IHCantabria research staff develop a remote sensing model to reduce the vulnerability of aquatic ecosystems to erosion.
IHCantabria’s Research Staff has a place in the special issue “New Insights into Ecosystem Monitoring Using Geospatial Techniques” of the journal Remote Sensing with the article entitled “From Forest Dynamics to Wetland Siltation in Mountainous Landscapes: A RS-Based Framework for Enhancing Erosion Control”.
The existing natural balance provided by ecosystems has been modified as a consequence of various anthropogenic activities. In a context of global change, services as important as water quality or erosion control have been affected, among other aspects, by changes in land use and land cover, the most significant being related to the disappearance or fragmentation of forest masses, the loss of soil through erosion and the contamination of rivers and underground aquifers.
Water is one of the most valuable and limited resources for biodiversity, so a comprehensive knowledge of the functioning of water-related ecosystems is essential to develop an integrated management scheme to ensure their rational and sustainable use. It should also be noted that forests play an important role in the functions of aquatic ecosystems, maintaining soil structure and reducing the contribution of erosion, which represents one of the greatest threats to their conservation, especially in wetlands. In addition, forest stands help to reduce erosion processes in the headwaters of river basins.
The work area is located in the catchment areas of the Sella, Cares and Deva rivers to map the forest dynamics and the distribution of wetlands in the Picos de Europa National Park (specifically on the northern slope of the Cantabrian Mountains).
This work develops a remote sensing modelling approach to identify optimal areas for implementing nature-based solutions (SBN), specifically conservation and restoration of natural forests on slopes and riverbanks, to reduce the vulnerability of aquatic ecosystems in mountainous regions to the effects of erosion and pollution from surface runoff.
To this end, a series of specific analyses have been carried out. Firstly, the mapping of land use and land cover dynamics over the last 40 years, followed by a modelling of forest expansion in a future scenario for the year 2050. On the other hand, the current distribution of wetlands was mapped, supported by extensive fieldwork and photo-interpretation. Finally, landscape and topographic processes related to sediment production, transport and deposition in the receiving aquatic systems are modelled.
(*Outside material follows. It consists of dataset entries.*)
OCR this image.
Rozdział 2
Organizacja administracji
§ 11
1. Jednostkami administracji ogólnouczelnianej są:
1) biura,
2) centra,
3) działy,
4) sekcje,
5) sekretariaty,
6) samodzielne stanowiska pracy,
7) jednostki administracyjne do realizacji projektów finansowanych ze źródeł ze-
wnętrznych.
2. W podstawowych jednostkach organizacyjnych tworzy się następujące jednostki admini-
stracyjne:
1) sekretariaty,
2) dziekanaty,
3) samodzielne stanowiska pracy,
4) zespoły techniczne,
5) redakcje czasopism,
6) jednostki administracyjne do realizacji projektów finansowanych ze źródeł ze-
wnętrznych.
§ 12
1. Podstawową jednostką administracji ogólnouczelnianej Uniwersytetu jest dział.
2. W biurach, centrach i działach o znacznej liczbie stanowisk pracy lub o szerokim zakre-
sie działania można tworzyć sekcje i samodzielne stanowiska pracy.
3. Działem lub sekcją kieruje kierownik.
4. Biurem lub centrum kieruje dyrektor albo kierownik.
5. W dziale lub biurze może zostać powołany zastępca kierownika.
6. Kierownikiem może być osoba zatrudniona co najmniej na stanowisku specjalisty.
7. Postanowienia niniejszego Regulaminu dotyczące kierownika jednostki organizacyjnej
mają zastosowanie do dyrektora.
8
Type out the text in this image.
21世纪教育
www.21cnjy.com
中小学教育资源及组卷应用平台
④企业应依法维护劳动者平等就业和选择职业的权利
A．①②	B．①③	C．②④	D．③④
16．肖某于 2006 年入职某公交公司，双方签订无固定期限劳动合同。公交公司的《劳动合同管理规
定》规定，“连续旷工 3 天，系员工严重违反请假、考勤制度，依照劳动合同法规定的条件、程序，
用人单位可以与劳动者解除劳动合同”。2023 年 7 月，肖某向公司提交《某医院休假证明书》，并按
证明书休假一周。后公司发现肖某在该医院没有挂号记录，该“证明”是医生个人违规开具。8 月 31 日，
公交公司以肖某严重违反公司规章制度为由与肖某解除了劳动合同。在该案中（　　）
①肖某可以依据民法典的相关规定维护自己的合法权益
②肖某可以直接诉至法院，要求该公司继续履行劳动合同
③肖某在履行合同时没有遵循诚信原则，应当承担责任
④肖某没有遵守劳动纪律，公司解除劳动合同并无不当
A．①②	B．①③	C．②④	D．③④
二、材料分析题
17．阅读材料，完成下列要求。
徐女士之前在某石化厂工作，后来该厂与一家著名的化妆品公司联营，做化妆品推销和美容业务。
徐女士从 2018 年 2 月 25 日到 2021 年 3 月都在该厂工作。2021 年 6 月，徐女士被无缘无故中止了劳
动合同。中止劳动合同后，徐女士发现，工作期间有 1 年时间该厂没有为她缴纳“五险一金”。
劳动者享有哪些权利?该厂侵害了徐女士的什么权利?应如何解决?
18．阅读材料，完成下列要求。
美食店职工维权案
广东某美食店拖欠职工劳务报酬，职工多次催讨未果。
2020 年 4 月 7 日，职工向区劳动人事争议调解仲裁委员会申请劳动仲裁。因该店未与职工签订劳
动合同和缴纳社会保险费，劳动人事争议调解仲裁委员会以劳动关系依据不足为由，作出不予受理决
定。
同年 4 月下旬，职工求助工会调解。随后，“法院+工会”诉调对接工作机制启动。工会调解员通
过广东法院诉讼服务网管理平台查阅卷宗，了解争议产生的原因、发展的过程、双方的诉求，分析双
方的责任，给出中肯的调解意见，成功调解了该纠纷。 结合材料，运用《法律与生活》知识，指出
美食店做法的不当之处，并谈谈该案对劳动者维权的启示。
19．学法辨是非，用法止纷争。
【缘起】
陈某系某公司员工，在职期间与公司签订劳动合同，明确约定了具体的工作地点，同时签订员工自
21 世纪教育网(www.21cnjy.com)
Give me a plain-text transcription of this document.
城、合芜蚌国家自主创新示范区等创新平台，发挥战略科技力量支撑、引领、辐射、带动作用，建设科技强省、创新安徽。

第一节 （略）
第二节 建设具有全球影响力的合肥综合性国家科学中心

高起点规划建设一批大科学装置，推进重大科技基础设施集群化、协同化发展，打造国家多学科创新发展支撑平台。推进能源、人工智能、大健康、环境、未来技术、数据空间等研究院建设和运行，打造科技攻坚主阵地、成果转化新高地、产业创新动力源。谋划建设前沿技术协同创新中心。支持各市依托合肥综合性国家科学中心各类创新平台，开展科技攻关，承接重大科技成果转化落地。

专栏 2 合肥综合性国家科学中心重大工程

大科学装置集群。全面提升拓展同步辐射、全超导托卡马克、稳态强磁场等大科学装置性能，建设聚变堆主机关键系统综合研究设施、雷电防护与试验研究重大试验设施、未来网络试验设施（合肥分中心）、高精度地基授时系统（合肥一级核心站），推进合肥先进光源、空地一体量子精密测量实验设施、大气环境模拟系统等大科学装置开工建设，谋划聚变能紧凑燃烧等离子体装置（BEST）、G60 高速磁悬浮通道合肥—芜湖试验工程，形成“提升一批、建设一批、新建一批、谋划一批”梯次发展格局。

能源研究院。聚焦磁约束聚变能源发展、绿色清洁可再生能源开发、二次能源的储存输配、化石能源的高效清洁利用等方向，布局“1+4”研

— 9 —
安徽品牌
With all this information and through a multi-criteria analysis, potential areas are identified for the implementation of SBNs related to the conservation and restoration of natural forests in the study area, which can reduce the risk of soil erosion and maximise sediment filtration, respectively.
The results show a network pattern of SBNs for forest management that would control erosion effects in space and time at three levels:
By reducing the erosive load originating uphill in headwaters of watersheds due to the absence of forest cover.
By reducing sediment runoff into watercourses.
In the absence of the above barriers, by trapping erosion near the receiving systems, i.e. wetlands, understood as the main axes of rivers and their tributaries.
In conclusion, this proposed methodology can be transferred to other mountainous regions, allowing the optimisation of actions for erosion prevention and wetland conservation by defining only very specific areas of the landscape for habitat management, which through a stratified approach would not only address the slowing down of erosion processes in the short and long term, but would do so in a more efficient way.
The project within which this study is framed is ‘LIFE DIVAQUA: improving aquatic diversity in Picos de Europa’, https://lifedivaqua.com/, whose main objective is the restoration of aquatic ecosystems of the Natura 2000 Network in the Picos de Europa National Park and its surroundings to improve the conservation status of aquatic habitats and species of Community interest.
The LIFE DIVAQUA project has the financial contribution of the LIFE Programme of the European Union. It is coordinated by the University of Cantabria through the Institute of Environmental Hydraulics. Its beneficiary partners are the Consejo Superior de Investigaciones Científicas (CSIC), the Centro Tecnológico Agrario y Agroalimentario Itagra.CT, Repsol, Fundación Instituto de Hidráulica Ambiental Cantabria, the NGO Red Cambera and the regional governments of the Principality of Asturias and the Junta de Castilla y León. It is co-financed by the Regional Ministry of Rural Development, Livestock, Fisheries, Food and Environment of the Government of Cantabria and the company Navarro Generación.